Je vous demanderais, Monsieur Maranda, de bien vouloir expliquer aux Lévisiens et Lévisiennes comment il se fait que les conseillers municipaux de la Ville de Lévis aient autorisé deux emprunts totalisant 54,2 millions $ pour le financement d’un projet alors que l’estimation sur laquelle ils s’appuyaient pour prendre leur décision était, selon le vérificateur général, « trop préliminaire pour étayer le coût du projet et pour soutenir la décision du conseil d’autoriser deux emprunts ». Je vous prierais aussi de bien vouloir expliquer à la population de Lévis, ainsi qu’aux autres Canadiens (les gouvernements du Québec et du Canada ont payé une part importante des travaux), comment il se fait que les conseillers municipaux de la Ville de Lévis aient autorisé la réalisation du projet alors que la Ville de Lévis, selon le vérificateur général, « était mal préparée pour réaliser un chantier d’une telle envergure, n’ayant ni les ressources, ni l’expertise nécessaires pour assurer la gouvernance d’un projet semblable ».

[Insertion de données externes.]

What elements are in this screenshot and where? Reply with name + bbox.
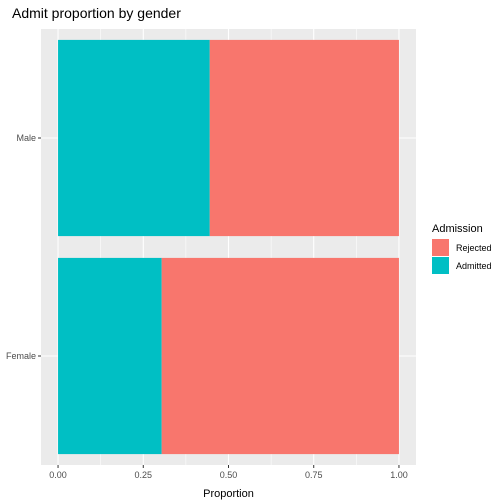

Les Lévisiens et Lévisiennes apprécieraient beaucoup, Monsieur Maranda, que vous leur fassiez connaître les raisons, les arguments, qui ont convaincu les conseillers municipaux de prendre les décisions mentionnées précédemment,

Étant donné que vous détenez une maîtrise en administration publique décernée par l’École nationale d’administration publique et que vous « [avez] occupé des postes d’importance au sein de la fonction publique québécoise et du réseau universitaire », étant donné que vous « [êtes] membre du Comité exécutif [de la Ville de Lévis] depuis 2009 », étant donné que « La gestion rigoureuse des finances municipales » est l’un des « principaux éléments qui [vous] [ont motivé] pour solliciter un troisième mandat » (source : site web du parti Lévis Force 10, http://www.lf10.net/?section=equipe&eid=10), vous êtes fort probablement le conseiller le plus apte à répondre à la présente demande.

Cette communication et votre réponse seront publiées au http://www.lepasseurdelacote.com.

Je vous prie, Monsieur, d’agréer l’expression de mes sentiments les meilleurs.